My working method today is the same as the one described. Also, ditto to Bill Crider's remarks about how it used to be with typewriters. I can remember older journalists (of whom I was one) viewing with huge trepidation the introduction by newspapers of "DEI" (direct editorial input). Stories were told of venerable columnists hiding away their old typewriters in closets. But it didn't take long before they wouldn't be without the computer. Same today for just about every book writer I know.

Unlike James and a few others, whose output I envy, I'm not a prolific wordspinner. Without a PC, I think these days I would be daunted to the point of paralysis.

Brian Drake said...

I sort of cheat. I write longhand first in a notebook, then type, and as I type, I change things, so I guess I revise as I type and then when the manuscript is done I revise again. I've always been able to turn work out pretty fast that way (the latest project has been through two drafts in as many months, but this may be an exception), though marathon hand-writing sessions lead to an awful case of wrist cramp which usually requires a day or two of rest.

Why did I start writing longhand, you ask? When I was 14 I listened to a Robert Ludlum interview and he said that's how he wrote. I tried it. I liked it. And everybody who sees me doing it thinks I'm crazy.

Ed Gorman said...

I really appreciate your posts about your writing process. Nice to know there are other lunatics out there suffering right along with me. I write straight through, take a break for a few days (I'm talking short stories here) then go back and revise. Novels pretty much the same but I try to take at least ten days away from the first draft, working on something else, before going back to it. But you're right, it's whatever works and in thirty years I've tried just about every approach ever created.

Cap'n Bob Napier said...

I haven't had enough books published to be considered a writer, but I usually write the whole enchilada and then go back and make changes. Unless I think of something that demands to be changed right away, or before I forget.

BTW, that's a great photo. The chimp looks like he really knows what he's doing.

James Reasoner said...

Brian,
My first two novels were written in longhand, using a fountain pen and writing in spiral notebooks. If you're persistent, you can turn out a lot of words that way. Sometimes I miss it. But as Chap says in the comment above yours, I'd never go back to it. I didn't know that Ludlum wrote in longhand, by the way.

Ed,
Lunatic is the right word. If it was always as hard as it is on the bad days, I swear I'd give it up. Luckily, there are the good days to balance them out, or at least they have so far.

Cap'n Bob,
That chimp's got a lot more on the ball than I do right now.

Matthew P. Mayo said...

Ha! Right on, Chap! I was just about to say that the chimp looks familiar.... (Actually, I think we all have an inner typing chimp.)

While I've only published a handful of books, I've used the same technique each time, which is to power straight through the rough draft, then go back over and over it until it seems finished--or until I start typing with my forehead and begging for bananas.
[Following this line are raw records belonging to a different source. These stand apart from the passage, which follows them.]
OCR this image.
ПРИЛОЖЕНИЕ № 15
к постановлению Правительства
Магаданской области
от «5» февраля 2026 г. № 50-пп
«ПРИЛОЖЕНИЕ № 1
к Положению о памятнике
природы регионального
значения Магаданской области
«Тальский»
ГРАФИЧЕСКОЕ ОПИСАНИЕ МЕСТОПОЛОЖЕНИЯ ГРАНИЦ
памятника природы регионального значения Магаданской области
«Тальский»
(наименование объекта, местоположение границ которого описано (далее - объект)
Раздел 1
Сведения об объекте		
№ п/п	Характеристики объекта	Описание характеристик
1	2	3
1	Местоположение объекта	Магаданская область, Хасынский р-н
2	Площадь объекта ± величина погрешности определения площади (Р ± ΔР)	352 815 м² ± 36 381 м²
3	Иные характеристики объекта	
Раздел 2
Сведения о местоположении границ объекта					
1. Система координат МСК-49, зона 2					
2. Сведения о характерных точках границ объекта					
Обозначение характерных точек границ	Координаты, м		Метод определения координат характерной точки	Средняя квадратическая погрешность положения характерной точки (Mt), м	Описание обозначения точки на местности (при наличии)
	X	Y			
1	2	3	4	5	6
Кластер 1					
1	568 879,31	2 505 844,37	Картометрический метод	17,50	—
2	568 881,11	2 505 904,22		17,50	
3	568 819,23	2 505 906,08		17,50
Perhaps I should try the begin-the-day-with-editing technique next time out. I'm game!

Cheers,
Matt

Brian Drake said...

James,
Ludlum made his comments about writing longhand--with a Ticonderoga #2 pencil and yellow legal pads--to Larry King on the radio one night (back when King still had his radio show; it would have been 1990) and I remember Larry's reaction to the news: stunned silence. Ludlum thought his reaction was hilarious. I used to have the interview on tape but the tape vanished many years ago. He's made the same comment elsewhere, though.

pattinase (abbott) said...

For short stories, I not only go back the next morning and rewrite and polish, I also do it after lunch or whenever I get stuck. This amounts to stories that are overly polished at the beginning and fairly rough at the end. Oh, well. I prefer editing to anything else.